High current density diamond based electron emitters for vacuum thermionic energy conversion

Vacuum thermionic energy conversion utilizes thermionic emission to release electrons from an emitter into vacuum and collection at a counter-electrode. In our approach for an efficient thermionic emitter a multi-layer diamond thin film structure was synthesized by plasma-assisted CVD on a metallic substrate with controlled surface roughness including a nanodiamond pretreatment step. Introduction of nitrogen during ultra-nanocrystalline diamond (UNCD) film growth resulted in a low resistivity interstitial layer significantly enhancing emission current density which can be related to the Richardson constant.

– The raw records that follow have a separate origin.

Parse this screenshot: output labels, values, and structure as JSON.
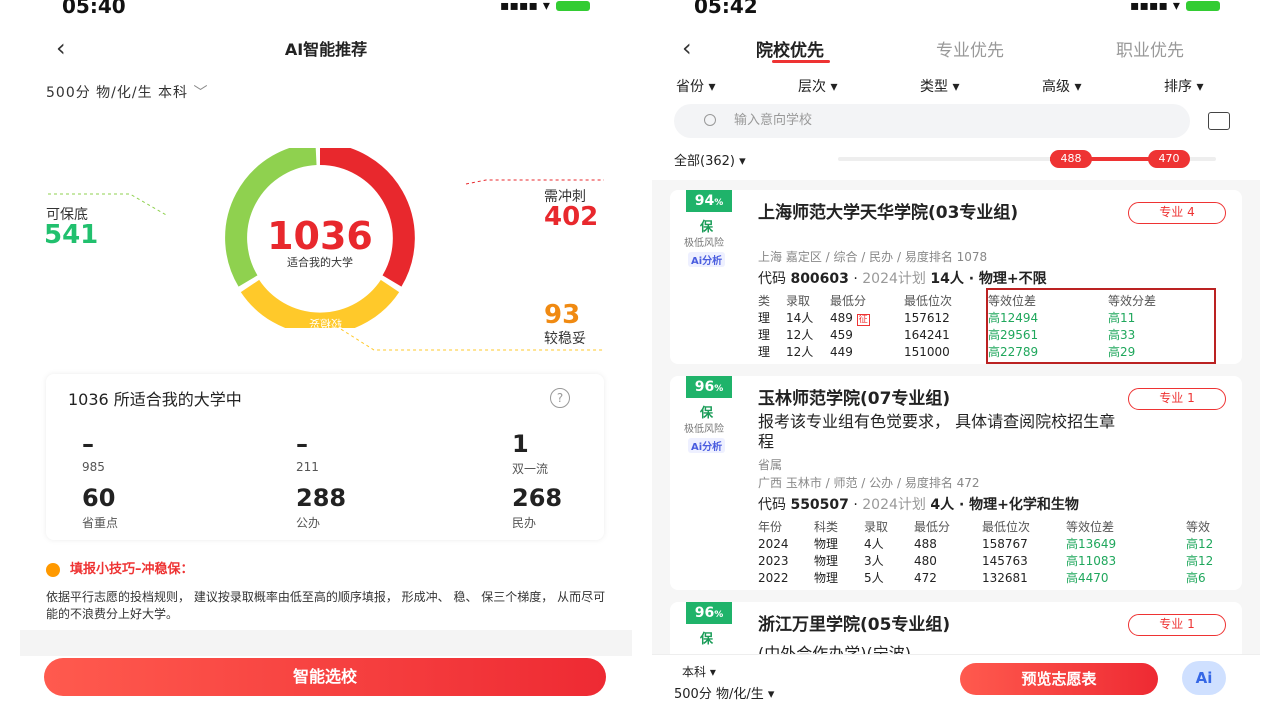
{
  "left": {
    "status_time": "05:40",
    "title": "AI智能推荐",
    "sub_info": "500分 物/化/生  本科",
    "donut": {
      "total": "1036",
      "total_label": "适合我的大学",
      "seg_bao": "可保底",
      "seg_chong": "需冲刺",
      "seg_wen": "较稳妥",
      "bao_value": 541,
      "chong_value": 402,
      "wen_value": 93
    },
    "side": {
      "bao_label": "可保底",
      "bao_num": "541",
      "chong_label": "需冲刺",
      "chong_num": "402",
      "wen_num": "93",
      "wen_label": "较稳妥"
    },
    "stats": {
      "head": "1036 所适合我的大学中",
      "items": [
        {
          "v": "–",
          "l": "985"
        },
        {
          "v": "–",
          "l": "211"
        },
        {
          "v": "1",
          "l": "双一流"
        },
        {
          "v": "60",
          "l": "省重点"
        },
        {
          "v": "288",
          "l": "公办"
        },
        {
          "v": "268",
          "l": "民办"
        }
      ]
    },
    "tip": {
      "title": "填报小技巧–冲稳保：",
      "body": "依据平行志愿的投档规则， 建议按录取概率由低至高的顺序填报， 形成冲、 稳、 保三个梯度， 从而尽可能的不浪费分上好大学。"
    },
    "button": "智能选校",
    "colors": {
      "green": "#8fd14f",
      "red": "#e8282d",
      "yellow": "#ffc92a"
    }
  },
  "right": {
    "status_time": "05:42",
    "tabs": [
      "院校优先",
      "专业优先",
      "职业优先"
    ],
    "filters": [
      "省份",
      "层次",
      "类型",
      "高级",
      "排序"
    ],
    "search_placeholder": "输入意向学校",
    "all_count": "全部(362)",
    "range": {
      "low": "488",
      "high": "470"
    },
    "cards": [
      {
        "pct": "94",
        "pct_unit": "%",
        "bao": "保",
        "risk": "极低风险",
        "ai": "Ai分析",
        "name": "上海师范大学天华学院(03专业组)",
        "major": "专业 4",
        "meta": "上海 嘉定区 / 综合 / 民办 / 易度排名 1078",
        "code": "800603",
        "plan": "2024计划",
        "plan_num": "14人 · 物理+不限",
        "headers": [
          "类",
          "录取",
          "最低分",
          "最低位次",
          "等效位差",
          "等效分差"
        ],
        "rows": [
          [
            "理",
            "14人",
            "489",
            "157612",
            "高12494",
            "高11"
          ],
          [
            "理",
            "12人",
            "459",
            "164241",
            "高29561",
            "高33"
          ],
          [
            "理",
            "12人",
            "449",
            "151000",
            "高22789",
            "高29"
          ]
        ],
        "zheng": "征"
      },
      {
        "pct": "96",
        "pct_unit": "%",
        "bao": "保",
        "risk": "极低风险",
        "ai": "Ai分析",
        "name": "玉林师范学院(07专业组)",
        "major": "专业 1",
        "note": "报考该专业组有色觉要求， 具体请查阅院校招生章程",
        "note2": "省属",
        "meta": "广西 玉林市 / 师范 / 公办 / 易度排名 472",
        "code": "550507",
        "plan": "2024计划",
        "plan_num": "4人 · 物理+化学和生物",
        "headers": [
          "年份",
          "科类",
          "录取",
          "最低分",
          "最低位次",
          "等效位差",
          "等效"
        ],
        "rows": [
          [
            "2024",
            "物理",
            "4人",
            "488",
            "158767",
            "高13649",
            "高12"
          ],
          [
            "2023",
            "物理",
            "3人",
            "480",
            "145763",
            "高11083",
            "高12"
          ],
          [
            "2022",
            "物理",
            "5人",
            "472",
            "132681",
            "高4470",
            "高6"
          ]
        ]
      },
      {
        "pct": "96",
        "pct_unit": "%",
        "bao": "保",
        "name": "浙江万里学院(05专业组)",
        "sub": "(中外合作办学)(宁波)",
        "major": "专业 1"
      }
    ],
    "bottom": {
      "level": "本科",
      "score": "500分 物/化/生",
      "preview": "预览志愿表",
      "ai": "Ai"
    }
  }
}
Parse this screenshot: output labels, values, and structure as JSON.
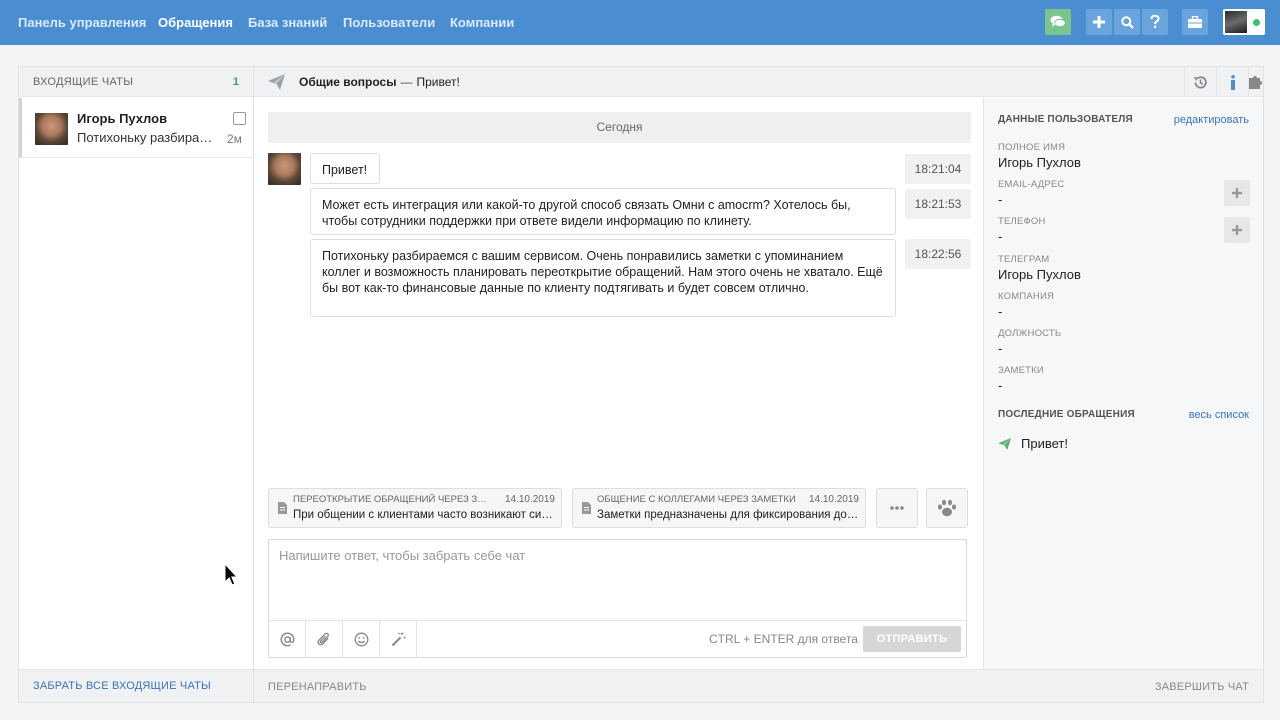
{
  "nav": {
    "items": [
      {
        "label": "Панель управления",
        "active": false
      },
      {
        "label": "Обращения",
        "active": true
      },
      {
        "label": "База знаний",
        "active": false
      },
      {
        "label": "Пользователи",
        "active": false
      },
      {
        "label": "Компании",
        "active": false
      }
    ],
    "icons": [
      "chat-icon",
      "plus-icon",
      "search-icon",
      "help-icon",
      "briefcase-icon"
    ],
    "status_color": "#3cc46a"
  },
  "incoming": {
    "header": "ВХОДЯЩИЕ ЧАТЫ",
    "count": "1",
    "chats": [
      {
        "name": "Игорь Пухлов",
        "preview": "Потихоньку разбирае…",
        "time": "2м"
      }
    ],
    "footer": "ЗАБРАТЬ ВСЕ ВХОДЯЩИЕ ЧАТЫ"
  },
  "conversation": {
    "channel": "Общие вопросы",
    "dash": "—",
    "subject": "Привет!",
    "day_divider": "Сегодня",
    "messages": [
      {
        "text": "Привет!",
        "time": "18:21:04"
      },
      {
        "text": "Может есть интеграция или какой-то другой способ связать Омни с amocrm? Хотелось бы, чтобы сотрудники поддержки при ответе видели информацию по клинету.",
        "time": "18:21:53"
      },
      {
        "text": "Потихоньку разбираемся с вашим сервисом. Очень понравились заметки с упоминанием коллег и возможность планировать переоткрытие обращений. Нам этого очень не хватало. Ещё бы вот как-то финансовые данные по клиенту подтягивать и будет совсем отлично.",
        "time": "18:22:56"
      }
    ],
    "templates": [
      {
        "title": "ПЕРЕОТКРЫТИЕ ОБРАЩЕНИЙ ЧЕРЕЗ ЗА…",
        "date": "14.10.2019",
        "text": "При общении с клиентами часто возникают сит…"
      },
      {
        "title": "ОБЩЕНИЕ С КОЛЛЕГАМИ ЧЕРЕЗ ЗАМЕТКИ",
        "date": "14.10.2019",
        "text": "Заметки предназначены для фиксирования до…"
      }
    ],
    "composer": {
      "placeholder": "Напишите ответ, чтобы забрать себе чат",
      "hint": "CTRL + ENTER для ответа",
      "send": "ОТПРАВИТЬ"
    },
    "footer_left": "ПЕРЕНАПРАВИТЬ",
    "footer_right": "ЗАВЕРШИТЬ ЧАТ"
  },
  "user_panel": {
    "title": "ДАННЫЕ ПОЛЬЗОВАТЕЛЯ",
    "edit": "редактировать",
    "fields": [
      {
        "label": "ПОЛНОЕ ИМЯ",
        "value": "Игорь Пухлов"
      },
      {
        "label": "EMAIL-АДРЕС",
        "value": "-"
      },
      {
        "label": "ТЕЛЕФОН",
        "value": "-"
      },
      {
        "label": "ТЕЛЕГРАМ",
        "value": "Игорь Пухлов"
      },
      {
        "label": "КОМПАНИЯ",
        "value": "-"
      },
      {
        "label": "ДОЛЖНОСТЬ",
        "value": "-"
      },
      {
        "label": "ЗАМЕТКИ",
        "value": "-"
      }
    ],
    "recent_title": "ПОСЛЕДНИЕ ОБРАЩЕНИЯ",
    "recent_link": "весь список",
    "recent": [
      {
        "subject": "Привет!"
      }
    ]
  }
}
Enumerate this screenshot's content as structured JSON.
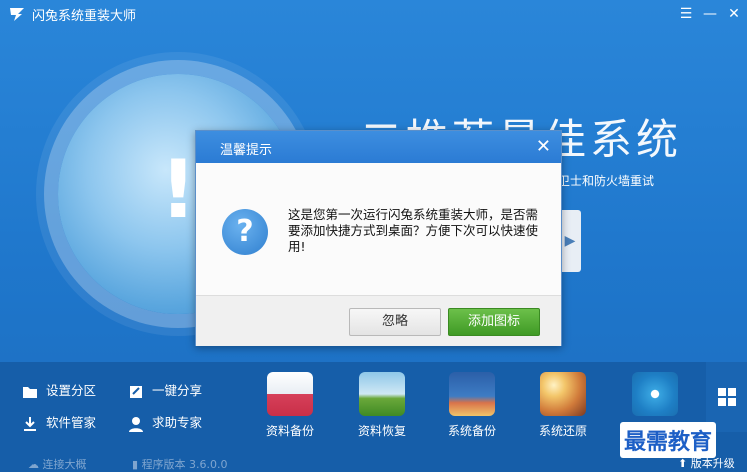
{
  "window": {
    "title": "闪兔系统重装大师"
  },
  "hero": {
    "slogan": "二推荐最佳系统",
    "subtext": "卫士和防火墙重试"
  },
  "dialog": {
    "title": "温馨提示",
    "message": "这是您第一次运行闪兔系统重装大师，是否需要添加快捷方式到桌面？方便下次可以快速使用!",
    "ignore_label": "忽略",
    "add_label": "添加图标"
  },
  "tools": [
    {
      "label": "设置分区",
      "icon": "folder-icon"
    },
    {
      "label": "一键分享",
      "icon": "share-icon"
    },
    {
      "label": "软件管家",
      "icon": "download-icon"
    },
    {
      "label": "求助专家",
      "icon": "person-icon"
    }
  ],
  "features": [
    {
      "label": "资料备份"
    },
    {
      "label": "资料恢复"
    },
    {
      "label": "系统备份"
    },
    {
      "label": "系统还原"
    }
  ],
  "status": {
    "left": "连接大概",
    "version": "程序版本 3.6.0.0",
    "upgrade": "版本升级"
  },
  "watermark": "最需教育"
}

The top layer of polycrystalline nitrogen doped diamond was exposed to a hydrogen plasma inducing negative electron affinity characteristic presenting a low effective emitter work function $<$ 1.3 eV. Thermionic emission from this material commences at temperatures as low as 260$^{o}$C and observes the law of Richardson -- Dushman. From a data fit a significant Richardsons constant $>$ 2 A/cm$^{2}$ K$^{2}$ was extracted and at a temperature of 500$^{o}$C a thermionic emission current $>$ 5 mA was measured. This may well be the highest current density reported from a thermionic emitter operating at the moderate temperature of 500$^{o}$C.